Nos estamos ahogando en el mar de plástico que el mundo produce cada año y que está siendo esparcido por doquier, con la complacencia activa o pasiva nuestra, y la desidia de las autoridades administrativas y legislativas, tanto locales como internacionales.
En vez de disminuir, los países industrializados como Alemania y Estados Unidos aumentan vertiginosamente la generación de los residuos plásticos, en un 4 y 12% respectivamente, informó recientemente una importante organización ambiental.
Y lo que es peor, es que solamente el 9% de esto se está reciclando. Es decir, que el otro 91% está por ahí depositado en cualquier parte contaminando este planeta.
Sobra imaginar lo que está pasando en países superpoblados como la India y China, o en los del tercer mundo, tan poco respetuosos del medio ambiente.
No es de extrañar, pues, que cada año veamos una mayor acumulación de estos elementos. Las montañas de envases, llantas, botellas, juguetes, tapas, empaques, utensilios, ya hacen parte del paisaje.
El gran escritor colombiano William Ospina, en su libro “Es tarde para el hombre”, publicado hace un poco más de dos lustros, reflexiona acerca de la ínfima utilidad de un vaso desechable, convirtiéndolo en símbolo de la sociedad de consumo actual, en la que todo se elabora para que dure poco y así obligar a su reemplazo por algo que, seguramente también tendrá un uso efímero.
Sin duda hoy todo se ha vuelto desechable. Ya no son solamente los empaques y utensilios de comidas y bebidas, o las prendas de vestir. Hay millones de residuos electrónicos, de equipos de cómputo, celulares, baterías, electrodomésticos, esperando por una disposición final.
En el período legislativo anterior me correspondió ser ponente de un importante proyecto de ley que buscaba eliminar las bolsas plásticas de un único uso, que son aquellas elaboradas de un material sumamente delgado, tan livianas que el viento puede levantarlas y transportarlas en cualquier dirección a muchos metros de distancia. Son producidas de manera abundante por la industria, debido a su bajísimo costo, de solo pocos centavos la unidad, siendo por ello también muy utilizadas por el comercio, en especial por almacenes, supermercados, droguerías, etc.
Dicha iniciativa no tuvo eco en ese momento entre las mayorías de la Comisión quinta del Senado, y fue archivado. Lastimosamente se perdió un tiempo en el que se ha seguido padeciendo de su uso y abuso en el país.
Sin embargo, pareciera que la historia ha empezado a cambiar.
Avanza en el Congreso el proyecto de ley número 210/18 del Senado, el cual busca prohibir el ingreso, comercialización y uso de las bolsas, pitillos, vasos desechables, de icopor o poliestireno, en el archipiélago de San Andrés, Providencia y Santa Catalina. Algo es algo, peor es nada. Inicio tienen las cosas.
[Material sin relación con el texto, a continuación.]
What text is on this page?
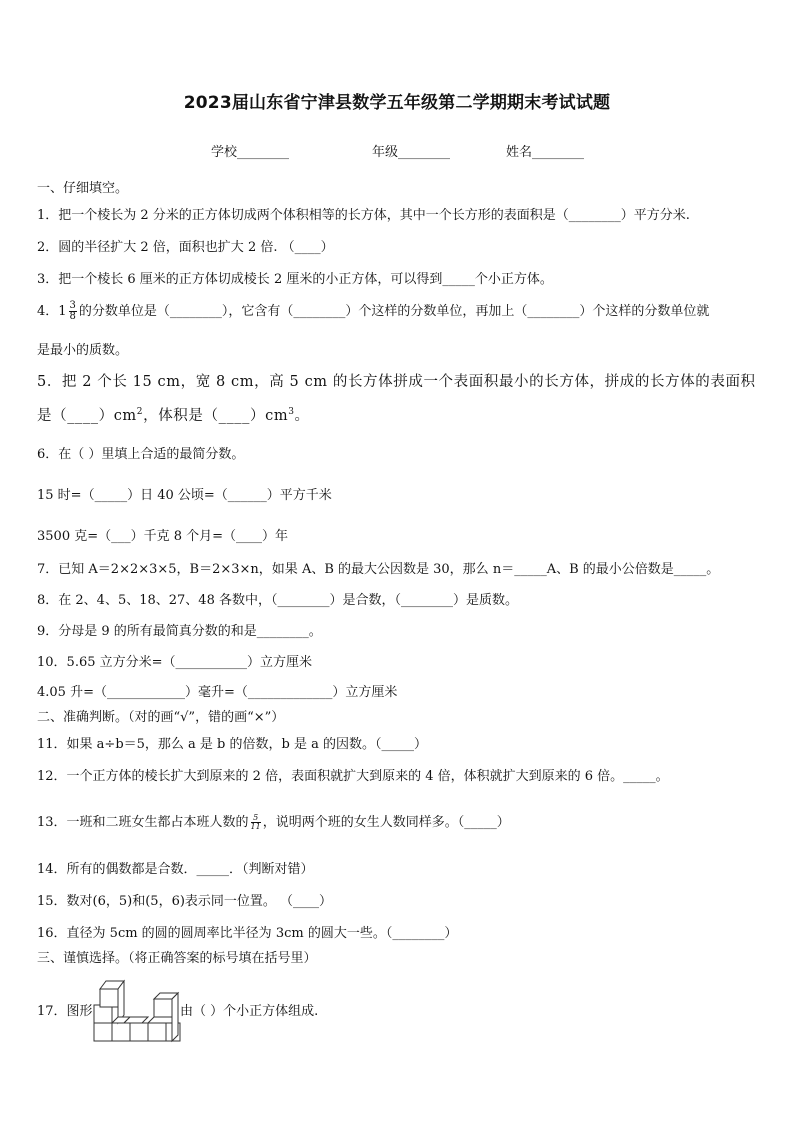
2023届山东省宁津县数学五年级第二学期期末考试试题
学校________	年级________	姓名________
一、仔细填空。
1．把一个棱长为 2 分米的正方体切成两个体积相等的长方体，其中一个长方形的表面积是（________）平方分米.
2．圆的半径扩大 2 倍，面积也扩大 2 倍. （____）
3．把一个棱长 6 厘米的正方体切成棱长 2 厘米的小正方体，可以得到_____个小正方体。
4．$1 \frac{3}{8}$ 的分数单位是（________），它含有（________）个这样的分数单位，再加上（________）个这样的分数单位就
是最小的质数。
5．把 2 个长 15 cm，宽 8 cm，高 5 cm 的长方体拼成一个表面积最小的长方体，拼成的长方体的表面积
是$(\_\_\_\_)cm^2$，体积是$(\_\_\_\_)cm^3$。
6．在（ ）里填上合适的最简分数。
15 时=（_____）日 40 公顷=（______）平方千米
3500 克=（___）千克 8 个月=（____）年
7．已知 A＝2×2×3×5，B＝2×3×n，如果 A、B 的最大公因数是 30，那么 n＝_____A、B 的最小公倍数是_____。
8．在 2、4、5、18、27、48 各数中，（________）是合数，（________）是质数。
9．分母是 9 的所有最简真分数的和是________。
10．5.65 立方分米=（___________）立方厘米
4.05 升=（____________）毫升=（_____________）立方厘米
二、准确判断。（对的画“√”，错的画“×”）
11．如果 a÷b＝5，那么 a 是 b 的倍数，b 是 a 的因数。（_____）
12．一个正方体的棱长扩大到原来的 2 倍，表面积就扩大到原来的 4 倍，体积就扩大到原来的 6 倍。_____。
13．一班和二班女生都占本班人数的 $\frac{5}{11}$ ，说明两个班的女生人数同样多。（_____）
14．所有的偶数都是合数．_____．（判断对错）
15．数对(6，5)和(5，6)表示同一位置。 （____）
16．直径为 5cm 的圆的圆周率比半径为 3cm 的圆大一些。（________）
三、谨慎选择。（将正确答案的标号填在括号里）
17．图形	由（ ）个小正方体组成.
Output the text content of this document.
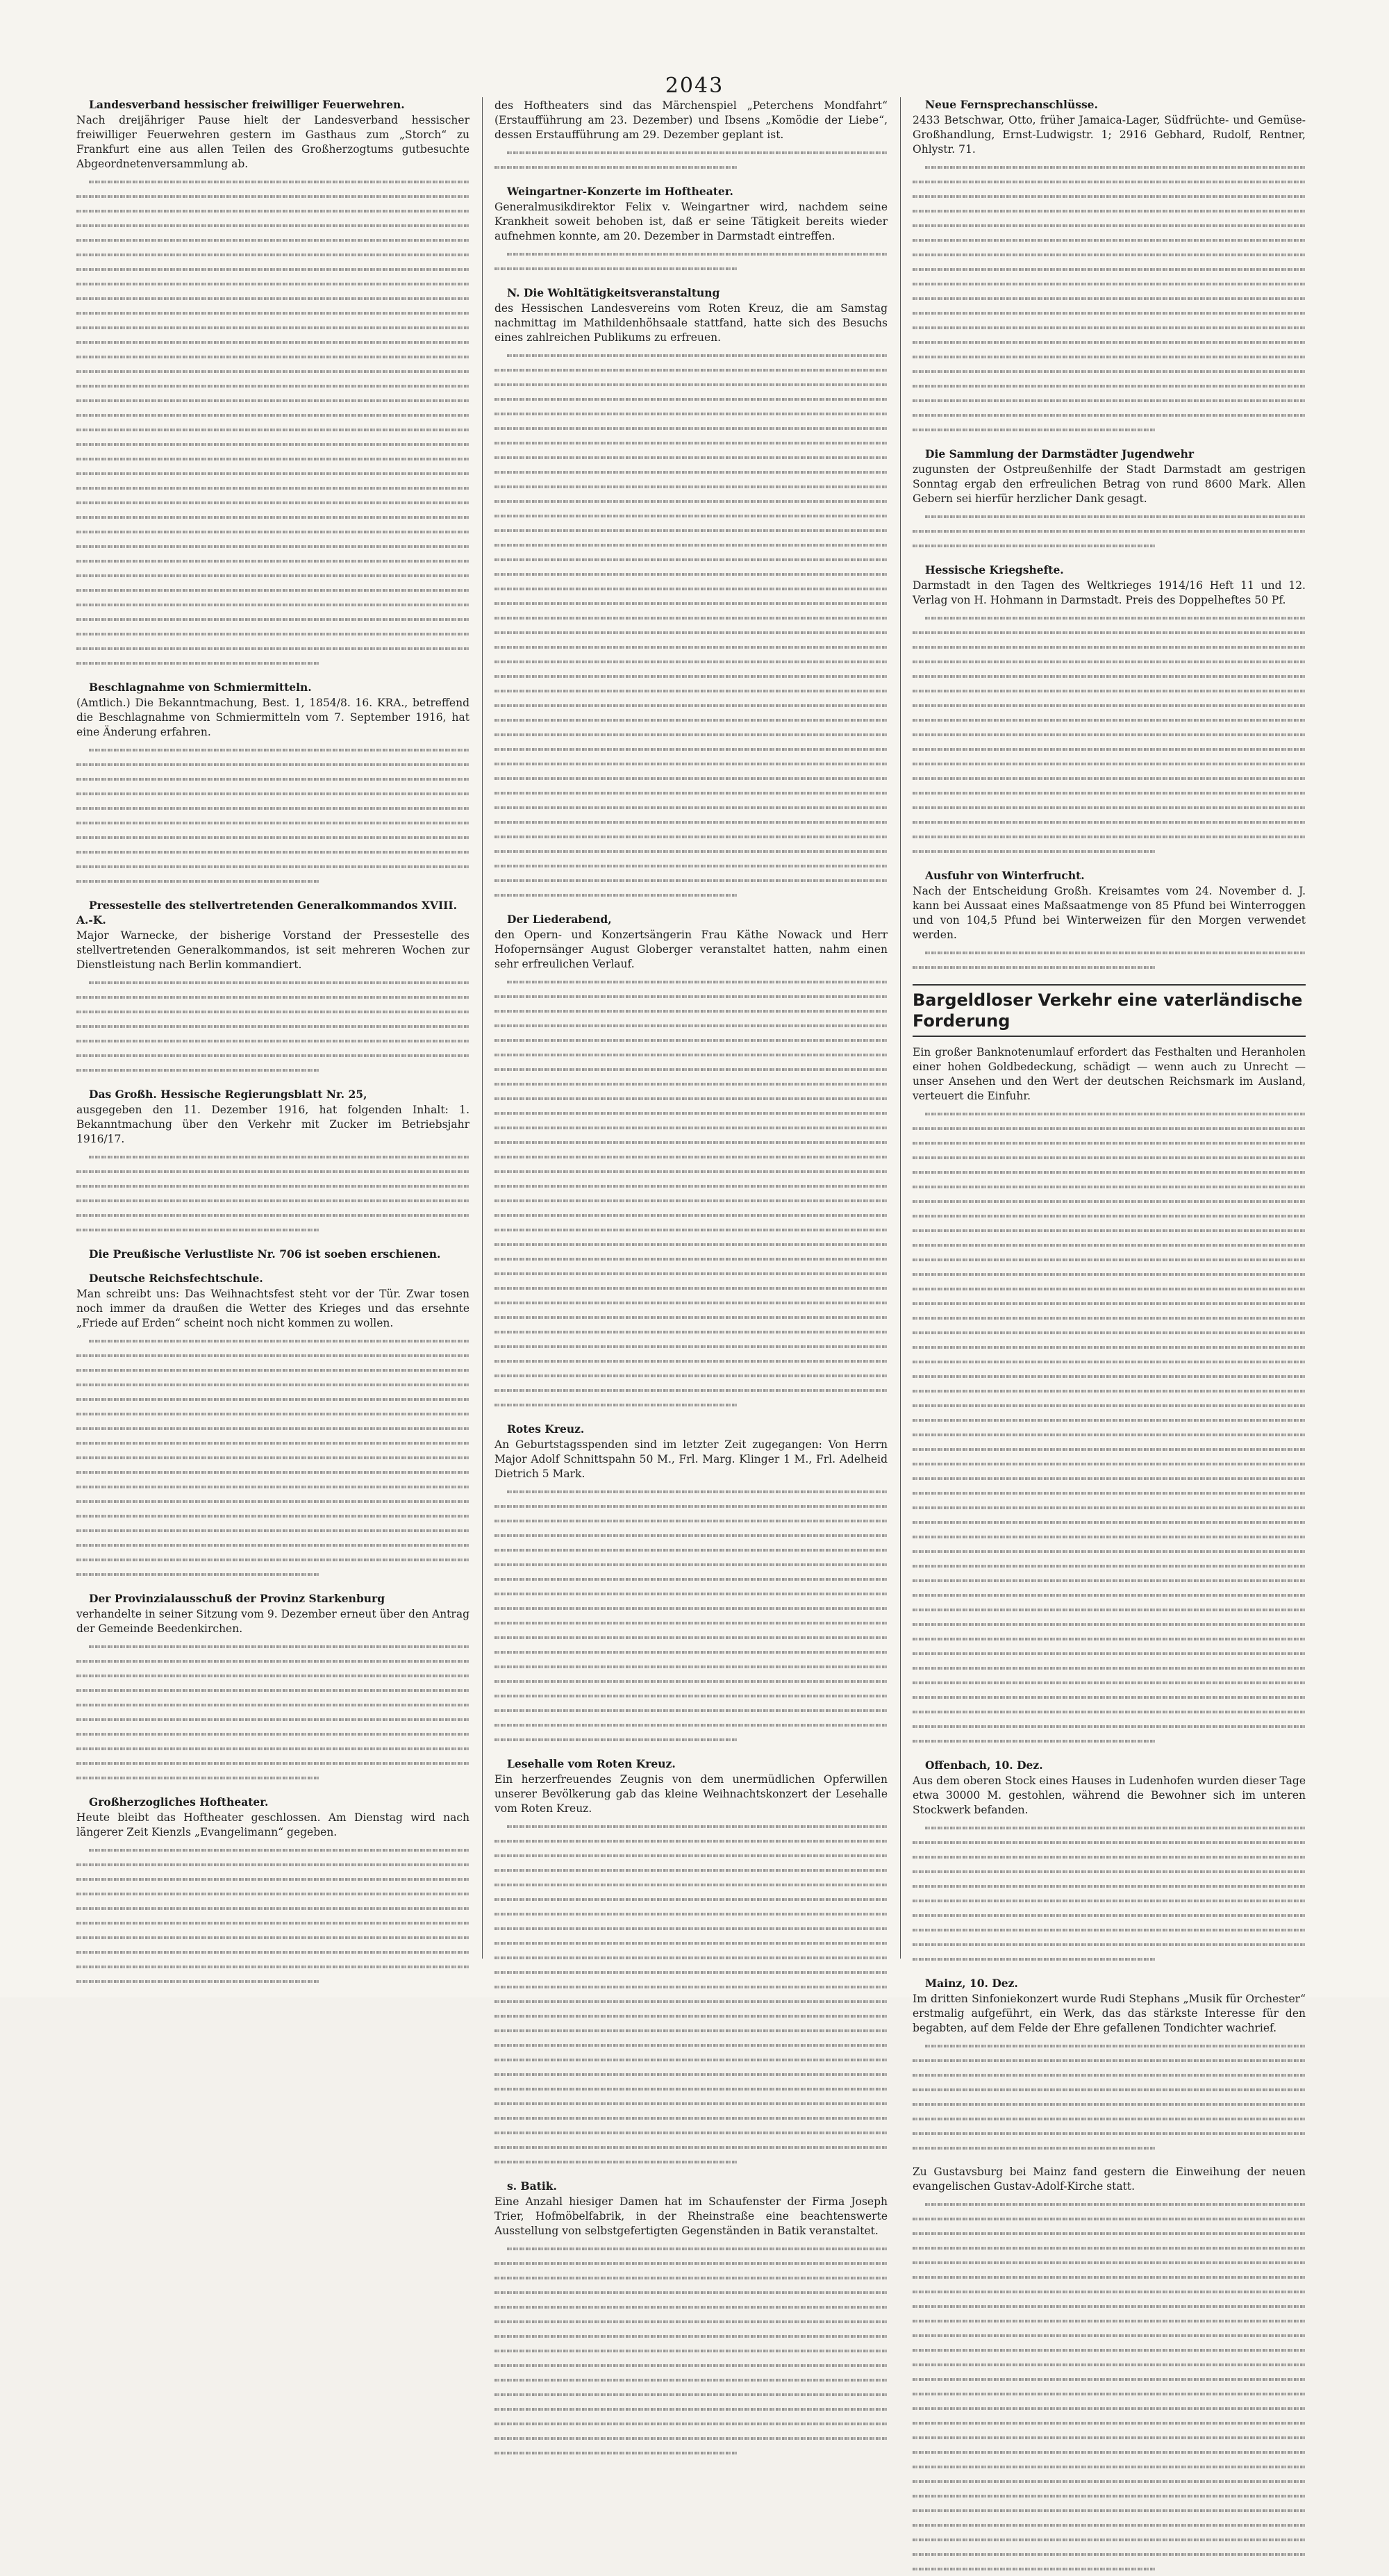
2043
Landesverband hessischer freiwilliger Feuerwehren.
Nach dreijähriger Pause hielt der Landesverband hessischer freiwilliger Feuerwehren gestern im Gasthaus zum „Storch“ zu Frankfurt eine aus allen Teilen des Großherzogtums gutbesuchte Abgeordnetenversammlung ab.
Beschlagnahme von Schmiermitteln.
(Amtlich.) Die Bekanntmachung, Best. 1, 1854/8. 16. KRA., betreffend die Beschlagnahme von Schmiermitteln vom 7. September 1916, hat eine Änderung erfahren.
Pressestelle des stellvertretenden Generalkommandos XVIII. A.-K.
Major Warnecke, der bisherige Vorstand der Pressestelle des stellvertretenden Generalkommandos, ist seit mehreren Wochen zur Dienstleistung nach Berlin kommandiert.
Das Großh. Hessische Regierungsblatt Nr. 25,
ausgegeben den 11. Dezember 1916, hat folgenden Inhalt: 1. Bekanntmachung über den Verkehr mit Zucker im Betriebsjahr 1916/17.
Die Preußische Verlustliste Nr. 706 ist soeben erschienen.
Deutsche Reichsfechtschule.
Man schreibt uns: Das Weihnachtsfest steht vor der Tür. Zwar tosen noch immer da draußen die Wetter des Krieges und das ersehnte „Friede auf Erden“ scheint noch nicht kommen zu wollen.
Der Provinzialausschuß der Provinz Starkenburg
verhandelte in seiner Sitzung vom 9. Dezember erneut über den Antrag der Gemeinde Beedenkirchen.
Großherzogliches Hoftheater.
Heute bleibt das Hoftheater geschlossen. Am Dienstag wird nach längerer Zeit Kienzls „Evangelimann“ gegeben.
des Hoftheaters sind das Märchenspiel „Peterchens Mondfahrt“ (Erstaufführung am 23. Dezember) und Ibsens „Komödie der Liebe“, dessen Erstaufführung am 29. Dezember geplant ist.
Weingartner-Konzerte im Hoftheater.
Generalmusikdirektor Felix v. Weingartner wird, nachdem seine Krankheit soweit behoben ist, daß er seine Tätigkeit bereits wieder aufnehmen konnte, am 20. Dezember in Darmstadt eintreffen.
N. Die Wohltätigkeitsveranstaltung
des Hessischen Landesvereins vom Roten Kreuz, die am Samstag nachmittag im Mathildenhöhsaale stattfand, hatte sich des Besuchs eines zahlreichen Publikums zu erfreuen.
Der Liederabend,
den Opern- und Konzertsängerin Frau Käthe Nowack und Herr Hofopernsänger August Globerger veranstaltet hatten, nahm einen sehr erfreulichen Verlauf.
Rotes Kreuz.
An Geburtstagsspenden sind im letzter Zeit zugegangen: Von Herrn Major Adolf Schnittspahn 50 M., Frl. Marg. Klinger 1 M., Frl. Adelheid Dietrich 5 Mark.
Lesehalle vom Roten Kreuz.
Ein herzerfreuendes Zeugnis von dem unermüdlichen Opferwillen unserer Bevölkerung gab das kleine Weihnachtskonzert der Lesehalle vom Roten Kreuz.
s. Batik.
Eine Anzahl hiesiger Damen hat im Schaufenster der Firma Joseph Trier, Hofmöbelfabrik, in der Rheinstraße eine beachtenswerte Ausstellung von selbstgefertigten Gegenständen in Batik veranstaltet.
Neue Fernsprechanschlüsse.
2433 Betschwar, Otto, früher Jamaica-Lager, Südfrüchte- und Gemüse-Großhandlung, Ernst-Ludwigstr. 1; 2916 Gebhard, Rudolf, Rentner, Ohlystr. 71.
Die Sammlung der Darmstädter Jugendwehr
zugunsten der Ostpreußenhilfe der Stadt Darmstadt am gestrigen Sonntag ergab den erfreulichen Betrag von rund 8600 Mark. Allen Gebern sei hierfür herzlicher Dank gesagt.
Hessische Kriegshefte.
Darmstadt in den Tagen des Weltkrieges 1914/16 Heft 11 und 12. Verlag von H. Hohmann in Darmstadt. Preis des Doppelheftes 50 Pf.
Ausfuhr von Winterfrucht.
Nach der Entscheidung Großh. Kreisamtes vom 24. November d. J. kann bei Aussaat eines Maßsaatmenge von 85 Pfund bei Winterroggen und von 104,5 Pfund bei Winterweizen für den Morgen verwendet werden.
Bargeldloser Verkehr eine vaterländische Forderung
Ein großer Banknotenumlauf erfordert das Festhalten und Heranholen einer hohen Goldbedeckung, schädigt — wenn auch zu Unrecht — unser Ansehen und den Wert der deutschen Reichsmark im Ausland, verteuert die Einfuhr.
Offenbach, 10. Dez.
Aus dem oberen Stock eines Hauses in Ludenhofen wurden dieser Tage etwa 30000 M. gestohlen, während die Bewohner sich im unteren Stockwerk befanden.
Mainz, 10. Dez.
Im dritten Sinfoniekonzert wurde Rudi Stephans „Musik für Orchester“ erstmalig aufgeführt, ein Werk, das das stärkste Interesse für den begabten, auf dem Felde der Ehre gefallenen Tondichter wachrief.
Zu Gustavsburg bei Mainz fand gestern die Einweihung der neuen evangelischen Gustav-Adolf-Kirche statt.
Cómo es de triste y deprimente viajar por nuestras carreteras, para ver las cunetas a lado y lado de la vía repletas de estos desperdicios, y observar de igual manera, lotes de terreno vecinos a los municipios que se cruzan.
Desplazarse por ejemplo, desde Cartagena hacia Playa Blanca, paraíso natural en grave riesgo por la masiva y descontrolada afluencia de turistas, a raíz de la apertura del puente ubicado en el sector de Pasacaballos, es percatarse de cómo en cada arbusto de los llamados trupillos, que se caracterizan por tener gran cantidad de espinas, cuelgan decenas de danzantes bolsas, cual decadente y descolorido árbol de navidad, sin gracia y sin brillo, para recordarnos con vergüenza nuestro desorden e inconciencia.
Los ríos y quebradas ya no son solamente cloacas adonde van todas nuestras inmundicias, sino que también sus riberas son un cuadro de naturaleza muerta. En sus lechos, en cada palo y en cada piedra que sobresalen del agua, reposa algún trozo de este material.
Y qué decir de nuestros mares, que dan ganas de llorar viendo las imágenes de peces, tortugas y aves marinas, agonizar atragantadas por alguna bolsa que confunden con alimento.
Tan efímero como el uso de un vaso desechable, así es nuestro paso por este mundo, como para ir dejando una huella que durará un mínimo de 100 años, que es el tiempo que toma en degradarse el plástico que entregamos como herencia.